Séjour pour soins • Un droit fragilisé
Suspicion à toutes les étapes de la procédure d’accès au séjour pour les étrangers gravement malades. Dans un nouveau rapport publié aujourd’hui, le Défenseur des droits pointe l’aggravation des difficultés d’accès à ce droit censé protéger les personnes malades, résidentes en France, qui n’ont pas accès aux soins dans leur pays d’origine. Il souligne la « baisse drastique des avis médicaux favorables » depuis que cette procédure est pilotée par l’Office français de l’immigration et de l’intégration (Ofii).

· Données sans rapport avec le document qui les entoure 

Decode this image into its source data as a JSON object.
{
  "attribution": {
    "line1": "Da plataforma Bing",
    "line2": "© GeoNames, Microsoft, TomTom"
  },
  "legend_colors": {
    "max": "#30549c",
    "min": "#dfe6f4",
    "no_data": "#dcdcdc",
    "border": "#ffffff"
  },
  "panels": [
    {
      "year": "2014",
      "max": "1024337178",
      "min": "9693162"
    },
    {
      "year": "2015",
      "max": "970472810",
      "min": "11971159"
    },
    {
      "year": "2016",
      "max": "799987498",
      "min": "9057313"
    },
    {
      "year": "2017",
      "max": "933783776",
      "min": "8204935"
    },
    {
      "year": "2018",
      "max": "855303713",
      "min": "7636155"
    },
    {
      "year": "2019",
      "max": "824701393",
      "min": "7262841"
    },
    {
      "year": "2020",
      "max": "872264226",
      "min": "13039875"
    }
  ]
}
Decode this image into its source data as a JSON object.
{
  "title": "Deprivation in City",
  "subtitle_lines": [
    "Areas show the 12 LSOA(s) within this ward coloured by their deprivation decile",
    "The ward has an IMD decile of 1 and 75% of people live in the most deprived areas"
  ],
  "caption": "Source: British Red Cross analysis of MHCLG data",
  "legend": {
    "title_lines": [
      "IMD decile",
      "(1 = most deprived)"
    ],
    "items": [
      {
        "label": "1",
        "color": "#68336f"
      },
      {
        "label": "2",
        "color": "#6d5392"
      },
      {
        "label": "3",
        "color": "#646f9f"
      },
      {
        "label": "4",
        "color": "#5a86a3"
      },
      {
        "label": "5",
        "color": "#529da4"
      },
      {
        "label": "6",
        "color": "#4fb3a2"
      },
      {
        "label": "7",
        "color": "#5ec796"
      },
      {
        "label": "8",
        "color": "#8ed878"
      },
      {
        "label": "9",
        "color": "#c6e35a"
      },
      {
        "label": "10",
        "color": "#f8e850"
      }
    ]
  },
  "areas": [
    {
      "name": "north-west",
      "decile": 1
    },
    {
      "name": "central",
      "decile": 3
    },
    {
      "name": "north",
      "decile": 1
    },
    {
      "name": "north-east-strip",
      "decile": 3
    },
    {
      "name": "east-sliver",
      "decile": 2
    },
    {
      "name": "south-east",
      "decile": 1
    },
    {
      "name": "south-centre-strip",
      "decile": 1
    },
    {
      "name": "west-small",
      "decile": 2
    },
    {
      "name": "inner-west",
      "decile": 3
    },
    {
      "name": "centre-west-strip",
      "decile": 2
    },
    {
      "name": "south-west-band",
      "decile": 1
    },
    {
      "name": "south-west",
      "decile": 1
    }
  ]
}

Jusqu’en 2016, le droit au séjour pour raisons médicales s’appuyait sur des avis rendus par les médecins des agences régionales de santé. La loi sur l’immigration de 2016 a basculé la procédure sous la tutelle du ministère de l’Intérieur ; désormais les avis médicaux sont rendus par les médecins de l’Ofii. Et ils sont sévères : en 2017, selon les chiffres de l’Ofii, 200 personnes porteuses du VIH ont reçu un avis défavorable au maintien sur le territoire, parmi elles des personnes originaires de pays les plus pauvres du monde.
Ce droit, depuis sa création, fait l’objet d’une suspicion de fraude alimentant la multiplication des obstacles sur le parcours des étrangers malades. Or, note le Défenseur des droits, le préjugé « d’appel d’air » qui pèse sur notre système de santé attirant des étrangers qui chercheraient une meilleure prise en charge est démenti par nombre d’études : « le besoin de soins est une cause d’immigration plutôt marginale ». Les étrangers « découvrent leur pathologie à l’occasion de bilans de santé réalisés bien après cette entrée ». La réalité des chiffres est sans appel : en 2018 sur les 255 550 titres de séjour délivrés après une première demande d’admission, 4 310 l’ont été pour raisons médicales. Moins de 2 %.
Pourtant, « les personnes malades étrangères apparaissent comme des sujets de moindres droits : irrigués par une logique de suspicion, les textes leur consacrent des droits fragiles dont au surplus l’effectivité se trouve parfois entravée par des pratiques illégales », appuie le rapport. Demandes de pièces au guichet des préfectures non prévues par les textes, violations du secret médical, refus de délivrer des récépissés, obligation de présence de la personne malade pour déposer son dossier… Ces constats maintes fois relevés par les associations sont confirmés par le rapport du Défenseur des droits. Il dénonce également le manque de protection effective contre l’éloignement, la prise en charge sanitaire défaillante dans les centres de rétention.
Enfin, le Défenseur fait plusieurs recommandations pour renforcer ce droit et réitère celles faites en 2016 dans un précédent rapport qui n’ont jamais été mises en œuvre.